There were no episodes of HCV transmission after a mean follow-up of 10.0 ± 2.7 months, with 27 patients reaching the 6-month mark. Of interest, 14 (44%) patients seroconverted (positive HCV antibody) posttransplant, with persistent HCV seropositivity in 14/27 (51.9%) patients followed for at least 6 months. These data suggest that although HCV seroconversion is common, actual viral transmission is rare, and does not mirror published data from the field of liver transplantation. Without repeated HCV NAT tests, it is not possible to say with 100% certainty that viral transmission did not occur; however, the probability of spontaneous HCV clearance in the setting of immunosuppression is exceedingly low.
These data are important and should increase provider comfort in utilizing kidneys from HCV Ab+/NAT- donors, but must be taken in context. The sample size of 32 transplants, the largest published to date, is still small. Even with an HCV transmission rate of 0%, the sample size of 32 yields a 95% confidence interval of 0%-10.9%. Second, the mechanism by which recipients developed an HCV Ab could not be explained. The authors provide several hypotheses, including passive Ab transmission or an immune response to HCV antigens in the donor kidney. Although the former explanation is more likely in the setting of profound immunosuppression, more data are needed to determine why seroconversion occurs. Nevertheless, only detectable HCV RNA in the recipient qualifies as a definite viral transmission, and thus it may be reasonable to consider only testing for HCV RNA in recipients of organs from Ab+/NAT- donors to avoid confusion over the clinical significance of an HCV Ab in the absence of detectable HCV RNA in the recipient. Such considerations should be taken in context given the limited data to suggest that Ab transmission alone lacks clinical significance, an important area of future research.

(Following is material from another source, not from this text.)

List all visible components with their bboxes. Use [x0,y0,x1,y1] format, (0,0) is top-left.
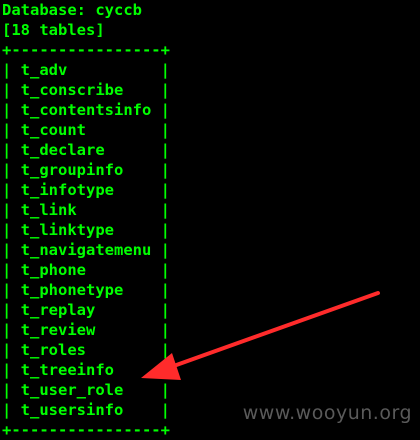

Recent changes in United Network for Organ Sharing (UNOS) policy require explicit consent at the time of organ offer when accepting an HCV viremic donor. Policy does not, however, require additional consent for HCV antibody–positive donors, although centers may choose to discuss these tests with potential recipients ahead of transplant. Data from De Vera and colleagues can help guide such educational efforts, as can UNOS data since 2015 that demonstrates no cases of HCV transmission from HCV Ab+/NAT- donors who did not also have public health service increased-risk behaviors.5 Ultimately, for centers and their recipients looking to expand the potential pool of suitable donors, considering HCV Ab+/NAT- donors appears to be a very safe option.
DISCLOSURE
The authors of this manuscript have conflicts of interest to disclose as described by the American Journal of Transplantation. DG received consulting fees from Merck and received research funding from Merck for studies of transplantation of organs from HCV-infected donors into HCV-uninfected recipients. CW has no conflicts of interest to disclose.